There, the situation was even more dire, the doctor said, exacerbated by what the World Food Programme says is a “full-blown famine” in northern Gaza.
In December, the hospital was the site of an Israeli raid when the military besieged and shelled it for several days. Displaced families had also been sheltering there and were rounded up alongside medical staff and personnel.
Gaza’s hospitals, the majority of which are no longer functioning, have also been the site of mass graves discovered after Israeli raids. Graves have been found in recent weeks in Nasser and al-Shifa hospitals along with 392 bodies.
Working for peace, not war
With the collapse of the healthcare system in Gaza, Lahna is determined to return and volunteer there once again but isn’t sure when that will be possible.
For now, he said, he will return to France to check in at his “other job” and spend time with his family, who may have had a harder time than he did because all they did was worry about him while he was in Gaza.
He is sure all of Rafah will soon be occupied by Israeli forces, which will be deadly for the hundreds of thousands of Palestinians there, he said.

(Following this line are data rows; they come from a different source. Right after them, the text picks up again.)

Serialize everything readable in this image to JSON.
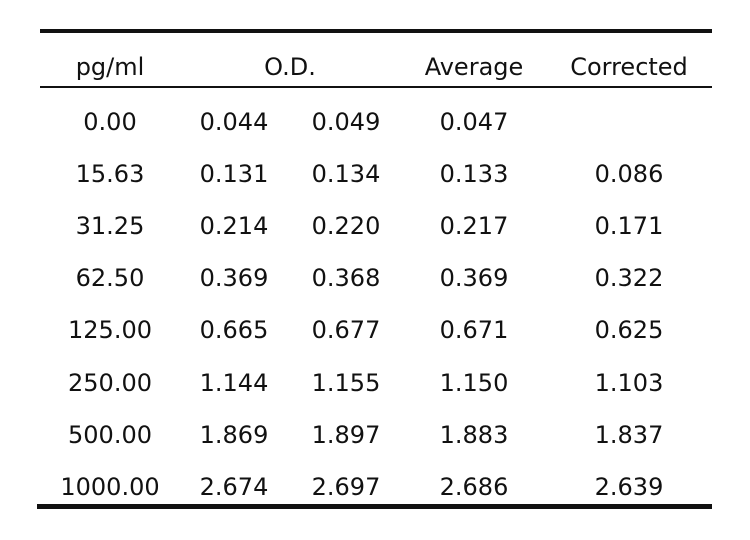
{
  "headers": {
    "concentration": "pg/ml",
    "od": "O.D.",
    "average": "Average",
    "corrected": "Corrected"
  },
  "rows": [
    {
      "conc": "0.00",
      "od1": "0.044",
      "od2": "0.049",
      "avg": "0.047",
      "corr": ""
    },
    {
      "conc": "15.63",
      "od1": "0.131",
      "od2": "0.134",
      "avg": "0.133",
      "corr": "0.086"
    },
    {
      "conc": "31.25",
      "od1": "0.214",
      "od2": "0.220",
      "avg": "0.217",
      "corr": "0.171"
    },
    {
      "conc": "62.50",
      "od1": "0.369",
      "od2": "0.368",
      "avg": "0.369",
      "corr": "0.322"
    },
    {
      "conc": "125.00",
      "od1": "0.665",
      "od2": "0.677",
      "avg": "0.671",
      "corr": "0.625"
    },
    {
      "conc": "250.00",
      "od1": "1.144",
      "od2": "1.155",
      "avg": "1.150",
      "corr": "1.103"
    },
    {
      "conc": "500.00",
      "od1": "1.869",
      "od2": "1.897",
      "avg": "1.883",
      "corr": "1.837"
    },
    {
      "conc": "1000.00",
      "od1": "2.674",
      "od2": "2.697",
      "avg": "2.686",
      "corr": "2.639"
    }
  ]
}
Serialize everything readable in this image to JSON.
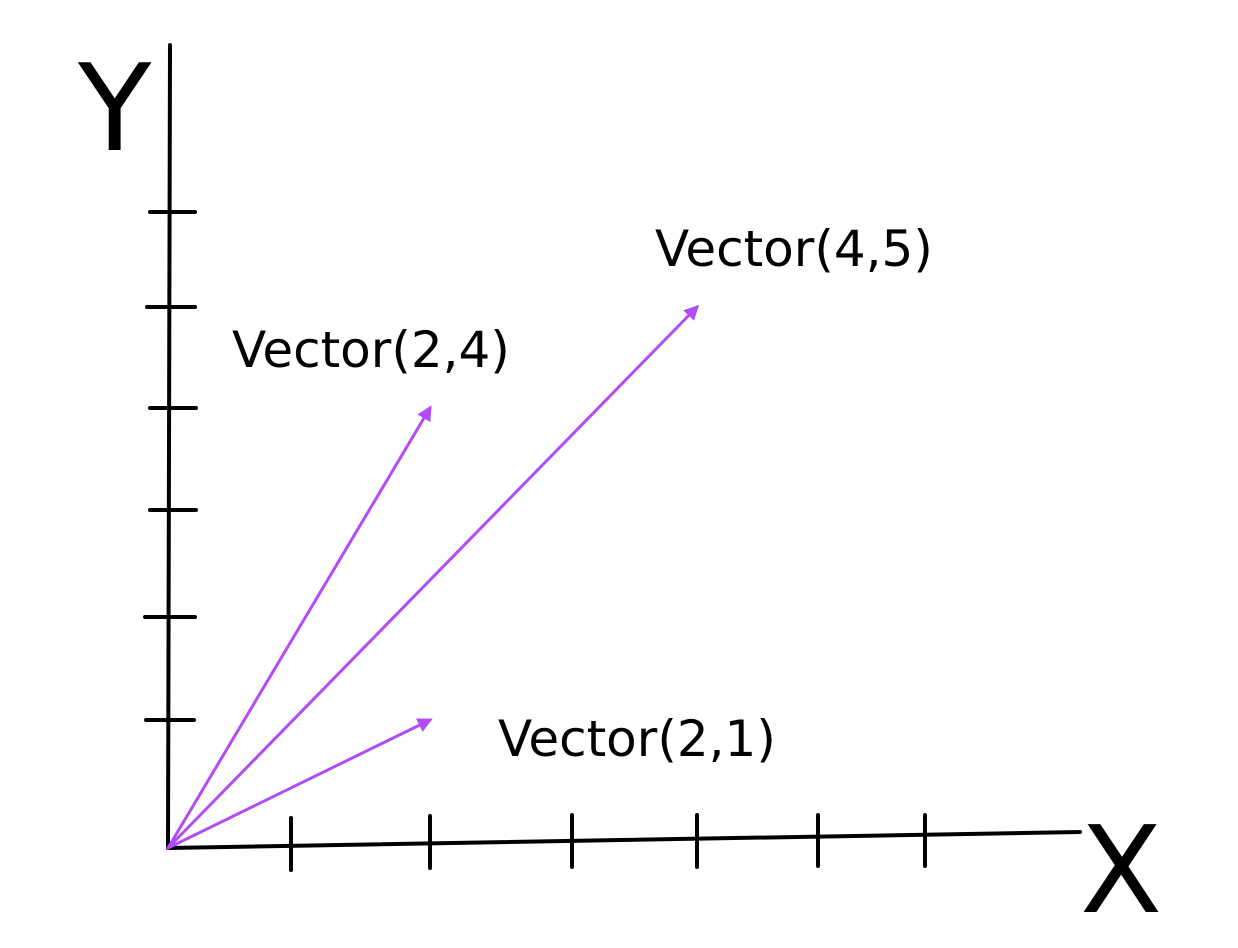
{
  "axes": {
    "x_label": "X",
    "y_label": "Y"
  },
  "vector_color": "#b14cf6",
  "vectors": [
    {
      "label": "Vector(2,4)",
      "x": 2,
      "y": 4
    },
    {
      "label": "Vector(4,5)",
      "x": 4,
      "y": 5
    },
    {
      "label": "Vector(2,1)",
      "x": 2,
      "y": 1
    }
  ]
}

“This world is blind,” Lahna said, dismayed that the Rafah incursion is likely to continue to occur despite warnings from the international community, which has not been able to stop Israel from committing mass atrocities, he said.

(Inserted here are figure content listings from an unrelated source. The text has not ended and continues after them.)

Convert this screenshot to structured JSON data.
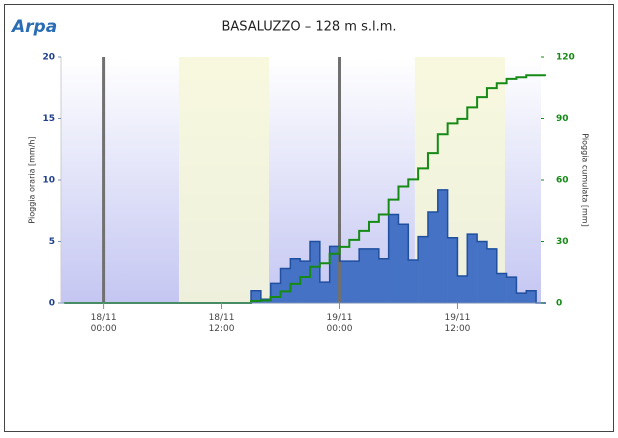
{
  "logo": "Arpa",
  "chart_data": {
    "type": "step-combo",
    "title": "BASALUZZO – 128 m s.l.m.",
    "y_label": "Pioggia oraria [mm/h]",
    "y2_label": "Pioggia cumulata [mm]",
    "x": [
      "17/11 20:00",
      "17/11 21:00",
      "17/11 22:00",
      "17/11 23:00",
      "18/11 00:00",
      "18/11 01:00",
      "18/11 02:00",
      "18/11 03:00",
      "18/11 04:00",
      "18/11 05:00",
      "18/11 06:00",
      "18/11 07:00",
      "18/11 08:00",
      "18/11 09:00",
      "18/11 10:00",
      "18/11 11:00",
      "18/11 12:00",
      "18/11 13:00",
      "18/11 14:00",
      "18/11 15:00",
      "18/11 16:00",
      "18/11 17:00",
      "18/11 18:00",
      "18/11 19:00",
      "18/11 20:00",
      "18/11 21:00",
      "18/11 22:00",
      "18/11 23:00",
      "19/11 00:00",
      "19/11 01:00",
      "19/11 02:00",
      "19/11 03:00",
      "19/11 04:00",
      "19/11 05:00",
      "19/11 06:00",
      "19/11 07:00",
      "19/11 08:00",
      "19/11 09:00",
      "19/11 10:00",
      "19/11 11:00",
      "19/11 12:00",
      "19/11 13:00",
      "19/11 14:00",
      "19/11 15:00",
      "19/11 16:00",
      "19/11 17:00",
      "19/11 18:00",
      "19/11 19:00",
      "19/11 20:00"
    ],
    "series": [
      {
        "name": "Pioggia oraria",
        "color": "#4572c4",
        "values": [
          0,
          0,
          0,
          0,
          0,
          0,
          0,
          0,
          0,
          0,
          0,
          0,
          0,
          0,
          0,
          0,
          0,
          0,
          0,
          1.0,
          0.3,
          1.6,
          2.8,
          3.6,
          3.4,
          5.0,
          1.7,
          4.6,
          3.4,
          3.4,
          4.4,
          4.4,
          3.6,
          7.2,
          6.4,
          3.5,
          5.4,
          7.4,
          9.2,
          5.3,
          2.2,
          5.6,
          5.0,
          4.4,
          2.4,
          2.1,
          0.8,
          1.0,
          0
        ]
      },
      {
        "name": "Pioggia cumulata",
        "color": "#158a15",
        "axis": "y2",
        "values": [
          0,
          0,
          0,
          0,
          0,
          0,
          0,
          0,
          0,
          0,
          0,
          0,
          0,
          0,
          0,
          0,
          0,
          0,
          0,
          1.0,
          1.3,
          2.9,
          5.7,
          9.3,
          12.7,
          17.7,
          19.4,
          24.0,
          27.4,
          30.8,
          35.2,
          39.6,
          43.2,
          50.4,
          56.8,
          60.3,
          65.7,
          73.1,
          82.3,
          87.6,
          89.8,
          95.4,
          100.4,
          104.8,
          107.2,
          109.3,
          110.1,
          111.1,
          111.1
        ]
      }
    ],
    "xlim": [
      "17/11 19:40",
      "19/11 20:30"
    ],
    "xticks": [
      {
        "value": "18/11 00:00",
        "label": "18/11\n00:00"
      },
      {
        "value": "18/11 12:00",
        "label": "18/11\n12:00"
      },
      {
        "value": "19/11 00:00",
        "label": "19/11\n00:00"
      },
      {
        "value": "19/11 12:00",
        "label": "19/11\n12:00"
      }
    ],
    "ylim": [
      0,
      20
    ],
    "yticks": [
      0,
      5,
      10,
      15,
      20
    ],
    "y2lim": [
      0,
      120
    ],
    "y2ticks": [
      0,
      30,
      60,
      90,
      120
    ],
    "plot_bands": [
      [
        "18/11 07:40",
        "18/11 16:50"
      ],
      [
        "19/11 07:40",
        "19/11 16:50"
      ]
    ],
    "plot_lines": [
      "18/11 00:00",
      "19/11 00:00"
    ]
  }
}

“Human rights is a joke. The United Nations is a big joke,” Lahna added.
He believes the war is as much a United States conflict as it is Israeli with the US approving an additional $17bn in aid to its top Middle East ally last month.
For Lahna, the protesting university students around the world, particularly in the US, who oppose Israel’s ongoing assault know the value of human rights.
Yet when it comes to Palestinians, he said, they are coming to realise that these values do not apply – and are increasingly becoming disillusioned with their elected officials and the state of the world.
That disillusionment is wearing on the doctor himself, but he said it has also strengthened his resolve to offer his expertise to people in warzones around the world, including Gaza.
Asked if he is worried about being arrested. tortured or killed for his work in the enclave, the surgeon barely bats an eye.
He said his time to die will come one day or another and if it happens while helping the vulnerable in Gaza, then that will be the time meant for him to depart.
“I am not more precious than Palestinian people,” Lahna said. “I am a humanitarian doctor. I work. I help people. [We] doctors come in for peace. We don’t come in for war.”